Accounting, Payroll & Pension Issues/time clocks
Expert: Shirley McAllister, CPP, PHR - 6/6/2011
QuestionI am a new HR manager and I have a question. If the company sets a start time at 7am and employees start swiping their time cards at 6:41 am with the understanding that work does not start until 7am do we still have to pay them the 19 minutes from clocking in early? Even when they clock in early they do not begin work until 7am. We do pay OT based on clock out times. thank you.
AnswerHi,
If you allow them to check in early than they must be paid according to what is on their timecard. You are not allowed to change the timecard it would be considered fixing timecards. You are only allowed to change the time if there is a missed punch or something of that nature and never without the approval of the employee. I actually have an initialed email from every employee asking for punches to be fixed.
Employees should not check in until they are ready to start working.
You are allowed by law to round the time automatically both in and out to the nearest 15 minutes of time. Many HR managers call it the 7 minute rule. There is no real 7 minute rule, but the Department of Labor says you can round to the nearest 15 minutes so if it is 7 minutes before worktime it round back. If the employee starts work at 8:00 and checks in at 7:54 it would round back to 8:00 and if he checks in at 7:52 it will round to 7.45. It would work the same way at 5:00 when the employee leaves. 5:07 will round back to 5:00. 5:09 will round to 5:15.

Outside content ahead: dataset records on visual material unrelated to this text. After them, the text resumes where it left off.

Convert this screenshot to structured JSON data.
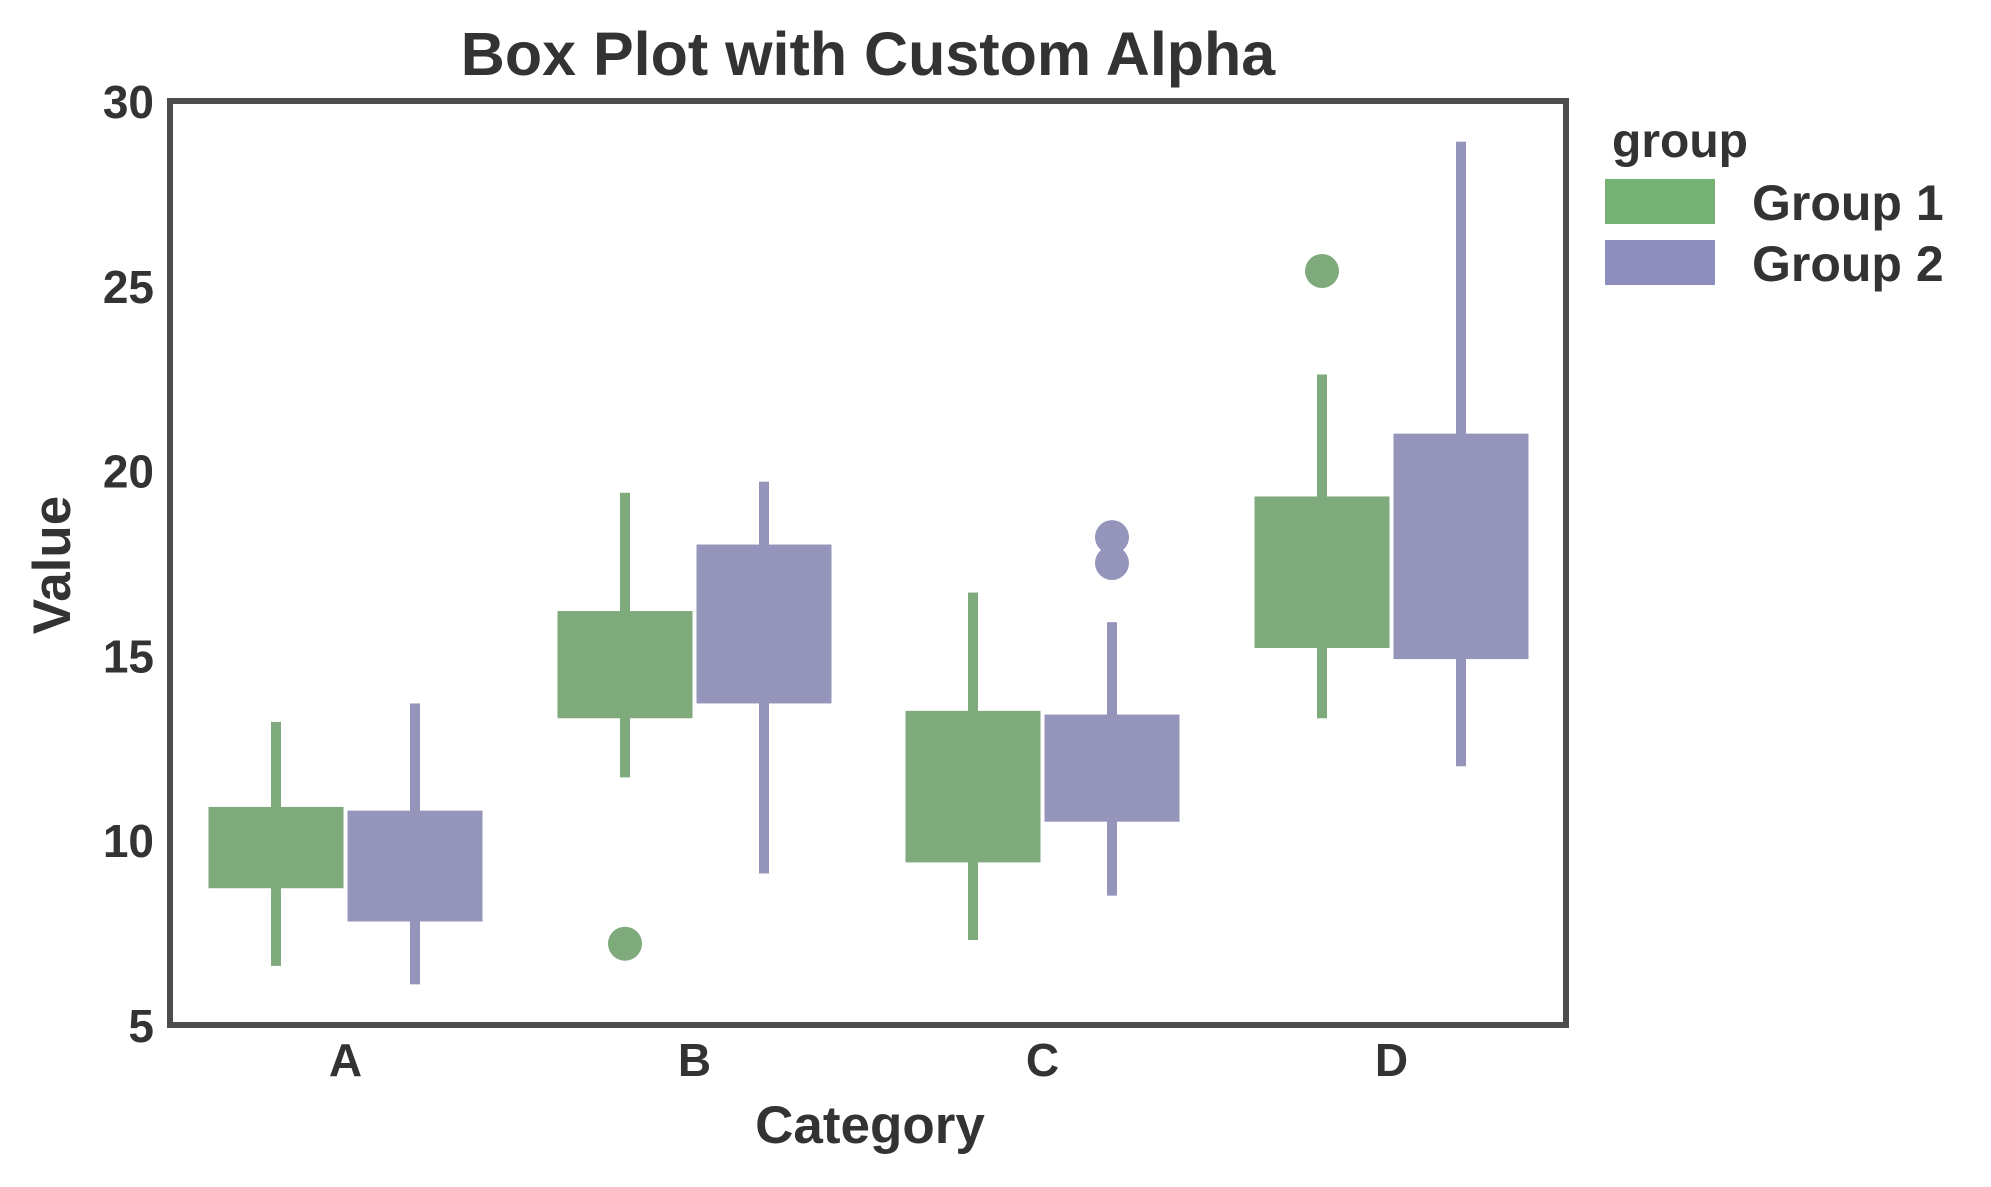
{
  "chart_data": {
    "type": "box",
    "title": "Box Plot with Custom Alpha",
    "xlabel": "Category",
    "ylabel": "Value",
    "categories": [
      "A",
      "B",
      "C",
      "D"
    ],
    "ylim": [
      5,
      30
    ],
    "yticks": [
      5,
      10,
      15,
      20,
      25,
      30
    ],
    "grid": false,
    "legend": {
      "title": "group",
      "position": "outside right, top",
      "entries": [
        "Group 1",
        "Group 2"
      ]
    },
    "series": [
      {
        "name": "Group 1",
        "color": "#74b274",
        "box_color": "#7faa7c",
        "boxes": [
          {
            "category": "A",
            "whisker_low": 6.6,
            "q1": 8.7,
            "q3": 10.9,
            "whisker_high": 13.2,
            "outliers": []
          },
          {
            "category": "B",
            "whisker_low": 11.7,
            "q1": 13.3,
            "q3": 16.2,
            "whisker_high": 19.4,
            "outliers": [
              7.2
            ]
          },
          {
            "category": "C",
            "whisker_low": 7.3,
            "q1": 9.4,
            "q3": 13.5,
            "whisker_high": 16.7,
            "outliers": []
          },
          {
            "category": "D",
            "whisker_low": 13.3,
            "q1": 15.2,
            "q3": 19.3,
            "whisker_high": 22.6,
            "outliers": [
              25.4
            ]
          }
        ]
      },
      {
        "name": "Group 2",
        "color": "#8d8dbf",
        "box_color": "#9595bb",
        "boxes": [
          {
            "category": "A",
            "whisker_low": 6.1,
            "q1": 7.8,
            "q3": 10.8,
            "whisker_high": 13.7,
            "outliers": []
          },
          {
            "category": "B",
            "whisker_low": 9.1,
            "q1": 13.7,
            "q3": 18.0,
            "whisker_high": 19.7,
            "outliers": []
          },
          {
            "category": "C",
            "whisker_low": 8.5,
            "q1": 10.5,
            "q3": 13.4,
            "whisker_high": 15.9,
            "outliers": [
              17.5,
              18.2
            ]
          },
          {
            "category": "D",
            "whisker_low": 12.0,
            "q1": 14.9,
            "q3": 21.0,
            "whisker_high": 28.9,
            "outliers": []
          }
        ]
      }
    ]
  },
  "colors": {
    "text": "#333333",
    "frame": "#4d4d4d",
    "background": "#ffffff"
  }
}
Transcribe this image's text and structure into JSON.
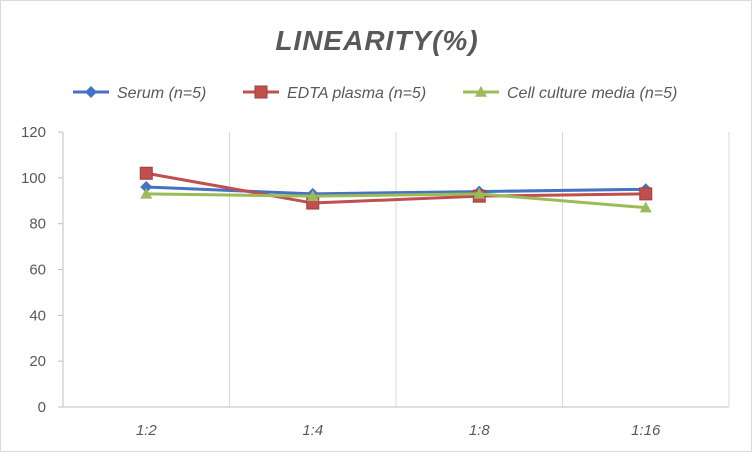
{
  "chart_data": {
    "type": "line",
    "title": "LINEARITY(%)",
    "xlabel": "",
    "ylabel": "",
    "categories": [
      "1:2",
      "1:4",
      "1:8",
      "1:16"
    ],
    "ylim": [
      0,
      120
    ],
    "yticks": [
      0,
      20,
      40,
      60,
      80,
      100,
      120
    ],
    "grid": "vertical",
    "legend_position": "top",
    "series": [
      {
        "name": "Serum (n=5)",
        "values": [
          96,
          93,
          94,
          95
        ],
        "color": "#4472c4",
        "marker": "diamond"
      },
      {
        "name": "EDTA plasma (n=5)",
        "values": [
          102,
          89,
          92,
          93
        ],
        "color": "#c0504d",
        "marker": "square"
      },
      {
        "name": "Cell culture media (n=5)",
        "values": [
          93,
          92,
          93,
          87
        ],
        "color": "#9bbb59",
        "marker": "triangle"
      }
    ]
  }
}
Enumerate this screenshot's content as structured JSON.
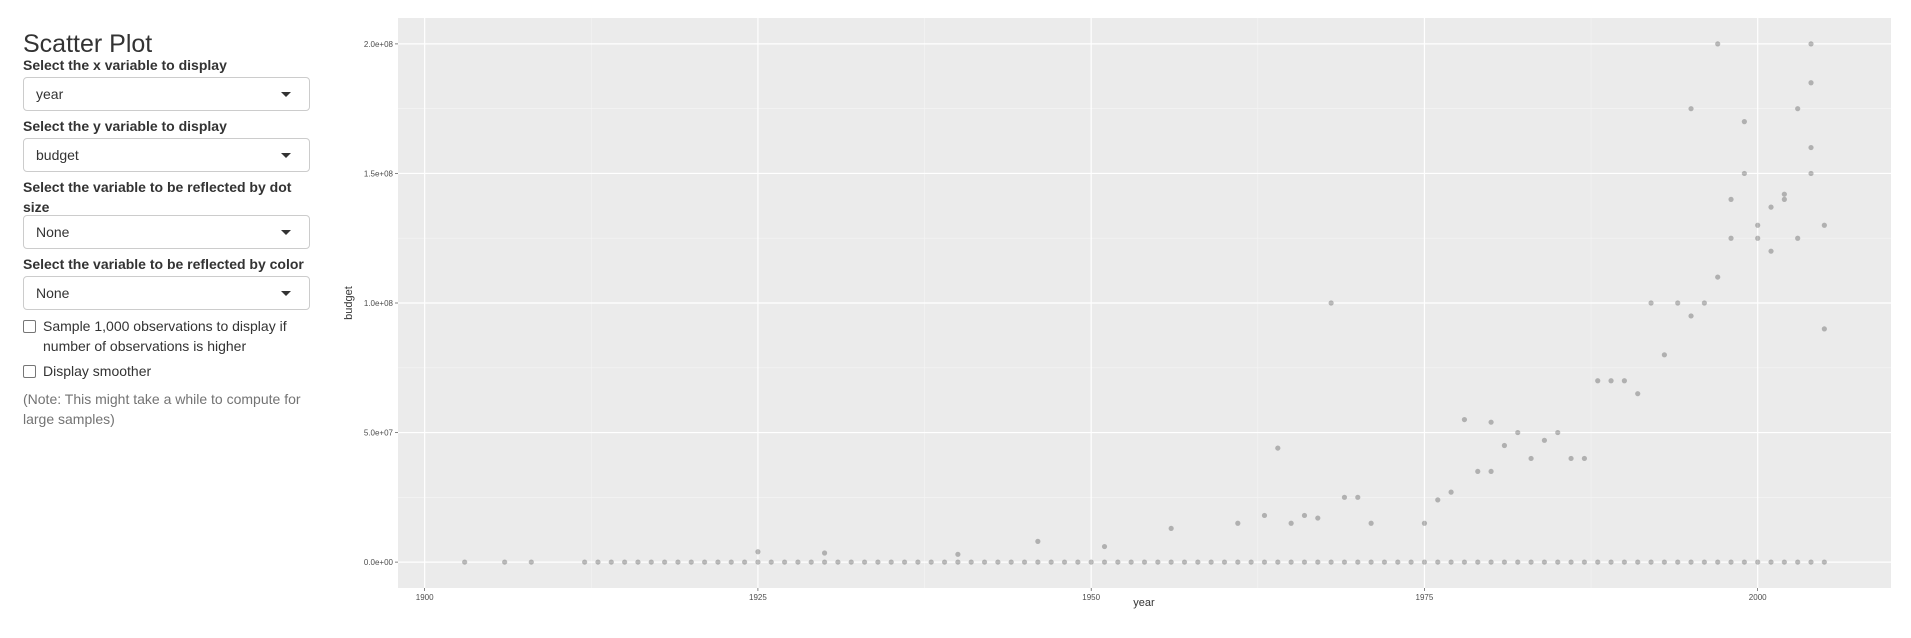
{
  "sidebar": {
    "title": "Scatter Plot",
    "x_label": "Select the x variable to display",
    "x_value": "year",
    "y_label": "Select the y variable to display",
    "y_value": "budget",
    "size_label": "Select the variable to be reflected by dot size",
    "size_value": "None",
    "color_label": "Select the variable to be reflected by color",
    "color_value": "None",
    "sample_label": "Sample 1,000 observations to display if number of observations is higher",
    "smoother_label": "Display smoother",
    "note": "(Note: This might take a while to compute for large samples)"
  },
  "chart_data": {
    "type": "scatter",
    "title": "",
    "xlabel": "year",
    "ylabel": "budget",
    "xlim": [
      1898,
      2010
    ],
    "ylim": [
      -10000000.0,
      210000000.0
    ],
    "xticks": [
      1900,
      1925,
      1950,
      1975,
      2000
    ],
    "xtick_labels": [
      "1900",
      "1925",
      "1950",
      "1975",
      "2000"
    ],
    "yticks": [
      0,
      50000000,
      100000000,
      150000000,
      200000000
    ],
    "ytick_labels": [
      "0.0e+00",
      "5.0e+07",
      "1.0e+08",
      "1.5e+08",
      "2.0e+08"
    ],
    "grid": true,
    "point_color": "#000000",
    "point_alpha": 0.25,
    "points": [
      [
        1903,
        0
      ],
      [
        1906,
        0
      ],
      [
        1908,
        0
      ],
      [
        1912,
        0
      ],
      [
        1913,
        0
      ],
      [
        1914,
        0
      ],
      [
        1915,
        0
      ],
      [
        1916,
        0
      ],
      [
        1917,
        0
      ],
      [
        1918,
        0
      ],
      [
        1919,
        0
      ],
      [
        1920,
        0
      ],
      [
        1921,
        0
      ],
      [
        1922,
        0
      ],
      [
        1923,
        0
      ],
      [
        1924,
        0
      ],
      [
        1925,
        0
      ],
      [
        1925,
        4000000
      ],
      [
        1926,
        0
      ],
      [
        1927,
        0
      ],
      [
        1928,
        0
      ],
      [
        1929,
        0
      ],
      [
        1930,
        0
      ],
      [
        1930,
        3500000
      ],
      [
        1931,
        0
      ],
      [
        1932,
        0
      ],
      [
        1933,
        0
      ],
      [
        1934,
        0
      ],
      [
        1935,
        0
      ],
      [
        1936,
        0
      ],
      [
        1937,
        0
      ],
      [
        1938,
        0
      ],
      [
        1939,
        0
      ],
      [
        1940,
        0
      ],
      [
        1940,
        3000000
      ],
      [
        1941,
        0
      ],
      [
        1942,
        0
      ],
      [
        1943,
        0
      ],
      [
        1944,
        0
      ],
      [
        1945,
        0
      ],
      [
        1946,
        0
      ],
      [
        1946,
        8000000
      ],
      [
        1947,
        0
      ],
      [
        1948,
        0
      ],
      [
        1949,
        0
      ],
      [
        1950,
        0
      ],
      [
        1951,
        0
      ],
      [
        1951,
        6000000
      ],
      [
        1952,
        0
      ],
      [
        1953,
        0
      ],
      [
        1954,
        0
      ],
      [
        1955,
        0
      ],
      [
        1956,
        0
      ],
      [
        1956,
        13000000
      ],
      [
        1957,
        0
      ],
      [
        1958,
        0
      ],
      [
        1959,
        0
      ],
      [
        1960,
        0
      ],
      [
        1961,
        0
      ],
      [
        1961,
        15000000
      ],
      [
        1962,
        0
      ],
      [
        1963,
        0
      ],
      [
        1963,
        18000000
      ],
      [
        1964,
        0
      ],
      [
        1964,
        44000000
      ],
      [
        1965,
        0
      ],
      [
        1965,
        15000000
      ],
      [
        1966,
        0
      ],
      [
        1966,
        18000000
      ],
      [
        1967,
        0
      ],
      [
        1967,
        17000000
      ],
      [
        1968,
        0
      ],
      [
        1968,
        100000000
      ],
      [
        1969,
        0
      ],
      [
        1969,
        25000000
      ],
      [
        1970,
        0
      ],
      [
        1970,
        25000000
      ],
      [
        1971,
        0
      ],
      [
        1971,
        15000000
      ],
      [
        1972,
        0
      ],
      [
        1973,
        0
      ],
      [
        1974,
        0
      ],
      [
        1975,
        0
      ],
      [
        1975,
        15000000
      ],
      [
        1976,
        0
      ],
      [
        1976,
        24000000
      ],
      [
        1977,
        0
      ],
      [
        1977,
        27000000
      ],
      [
        1978,
        0
      ],
      [
        1978,
        55000000
      ],
      [
        1979,
        0
      ],
      [
        1979,
        35000000
      ],
      [
        1980,
        0
      ],
      [
        1980,
        54000000
      ],
      [
        1980,
        35000000
      ],
      [
        1981,
        0
      ],
      [
        1981,
        45000000
      ],
      [
        1982,
        0
      ],
      [
        1982,
        50000000
      ],
      [
        1983,
        0
      ],
      [
        1983,
        40000000
      ],
      [
        1984,
        0
      ],
      [
        1984,
        47000000
      ],
      [
        1985,
        0
      ],
      [
        1985,
        50000000
      ],
      [
        1986,
        0
      ],
      [
        1986,
        40000000
      ],
      [
        1987,
        0
      ],
      [
        1987,
        40000000
      ],
      [
        1988,
        0
      ],
      [
        1988,
        70000000
      ],
      [
        1989,
        0
      ],
      [
        1989,
        70000000
      ],
      [
        1990,
        0
      ],
      [
        1990,
        70000000
      ],
      [
        1991,
        0
      ],
      [
        1991,
        65000000
      ],
      [
        1992,
        0
      ],
      [
        1992,
        100000000
      ],
      [
        1993,
        0
      ],
      [
        1993,
        80000000
      ],
      [
        1994,
        0
      ],
      [
        1994,
        100000000
      ],
      [
        1995,
        0
      ],
      [
        1995,
        175000000
      ],
      [
        1995,
        95000000
      ],
      [
        1996,
        0
      ],
      [
        1996,
        100000000
      ],
      [
        1997,
        0
      ],
      [
        1997,
        200000000
      ],
      [
        1997,
        110000000
      ],
      [
        1998,
        0
      ],
      [
        1998,
        140000000
      ],
      [
        1998,
        125000000
      ],
      [
        1999,
        0
      ],
      [
        1999,
        170000000
      ],
      [
        1999,
        150000000
      ],
      [
        2000,
        0
      ],
      [
        2000,
        130000000
      ],
      [
        2000,
        125000000
      ],
      [
        2001,
        0
      ],
      [
        2001,
        137000000
      ],
      [
        2001,
        120000000
      ],
      [
        2002,
        0
      ],
      [
        2002,
        142000000
      ],
      [
        2002,
        140000000
      ],
      [
        2003,
        0
      ],
      [
        2003,
        175000000
      ],
      [
        2003,
        125000000
      ],
      [
        2004,
        0
      ],
      [
        2004,
        200000000
      ],
      [
        2004,
        185000000
      ],
      [
        2004,
        160000000
      ],
      [
        2004,
        150000000
      ],
      [
        2005,
        0
      ],
      [
        2005,
        130000000
      ],
      [
        2005,
        90000000
      ]
    ]
  }
}
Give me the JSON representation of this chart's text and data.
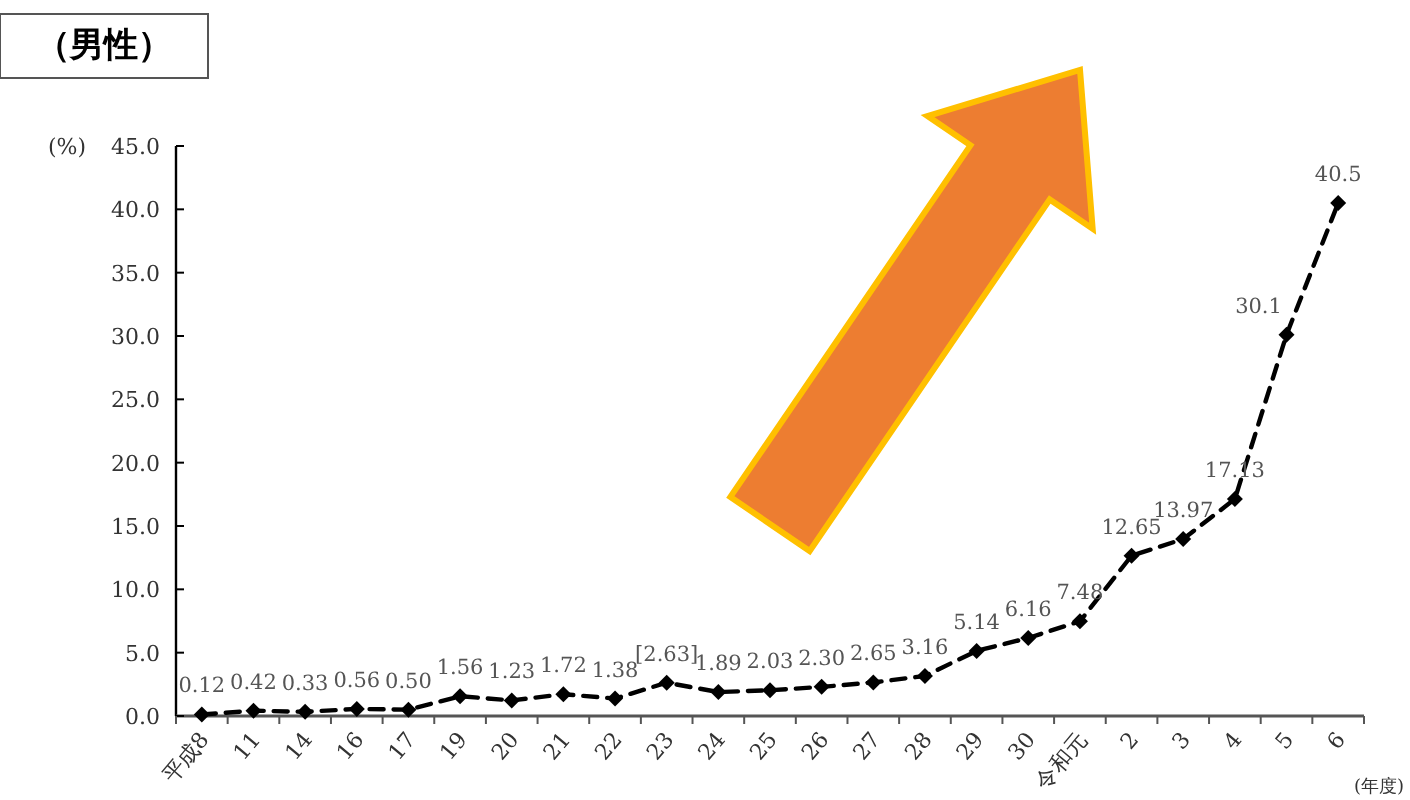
{
  "chart_data": {
    "type": "line",
    "title": "（男性）",
    "ylabel": "(%)",
    "xlabel": "(年度)",
    "categories": [
      "平成8",
      "11",
      "14",
      "16",
      "17",
      "19",
      "20",
      "21",
      "22",
      "23",
      "24",
      "25",
      "26",
      "27",
      "28",
      "29",
      "30",
      "令和元",
      "2",
      "3",
      "4",
      "5",
      "6"
    ],
    "series": [
      {
        "color": "#000000",
        "values": [
          0.12,
          0.42,
          0.33,
          0.56,
          0.5,
          1.56,
          1.23,
          1.72,
          1.38,
          2.63,
          1.89,
          2.03,
          2.3,
          2.65,
          3.16,
          5.14,
          6.16,
          7.48,
          12.65,
          13.97,
          17.13,
          30.1,
          40.5
        ],
        "value_labels": [
          "0.12",
          "0.42",
          "0.33",
          "0.56",
          "0.50",
          "1.56",
          "1.23",
          "1.72",
          "1.38",
          "[2.63]",
          "1.89",
          "2.03",
          "2.30",
          "2.65",
          "3.16",
          "5.14",
          "6.16",
          "7.48",
          "12.65",
          "13.97",
          "17.13",
          "30.1",
          "40.5"
        ]
      }
    ],
    "ylim": [
      0,
      45
    ],
    "yticks": [
      {
        "value": 0,
        "label": "0.0"
      },
      {
        "value": 5,
        "label": "5.0"
      },
      {
        "value": 10,
        "label": "10.0"
      },
      {
        "value": 15,
        "label": "15.0"
      },
      {
        "value": 20,
        "label": "20.0"
      },
      {
        "value": 25,
        "label": "25.0"
      },
      {
        "value": 30,
        "label": "30.0"
      },
      {
        "value": 35,
        "label": "35.0"
      },
      {
        "value": 40,
        "label": "40.0"
      },
      {
        "value": 45,
        "label": "45.0"
      }
    ],
    "grid": false,
    "marker": "diamond",
    "line_style": "dashed"
  }
}
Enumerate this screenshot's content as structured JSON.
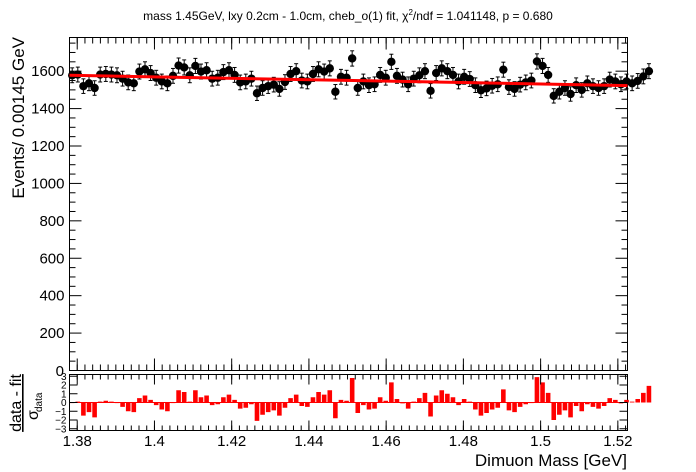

You can set the rounding feature on the timeclock to do this automatically. It must be done both morning and evening according to the Department of Labor to be legal
As an HR Manager you need to know that if the employee consistently checks in early or late for overtime he should be told not to do this the first time, than written up for it and than he can be suspended or terminated if he continues to disobey the company rules. Write a policy regarding correct timecard proceedure, put it in the handbook, hand it out to the employees and let them know this is against policy and they will be reprimended for it.
While you still must pay the time according to the department of labor you have the right to discipline an employee for disregarding or breaking company policy.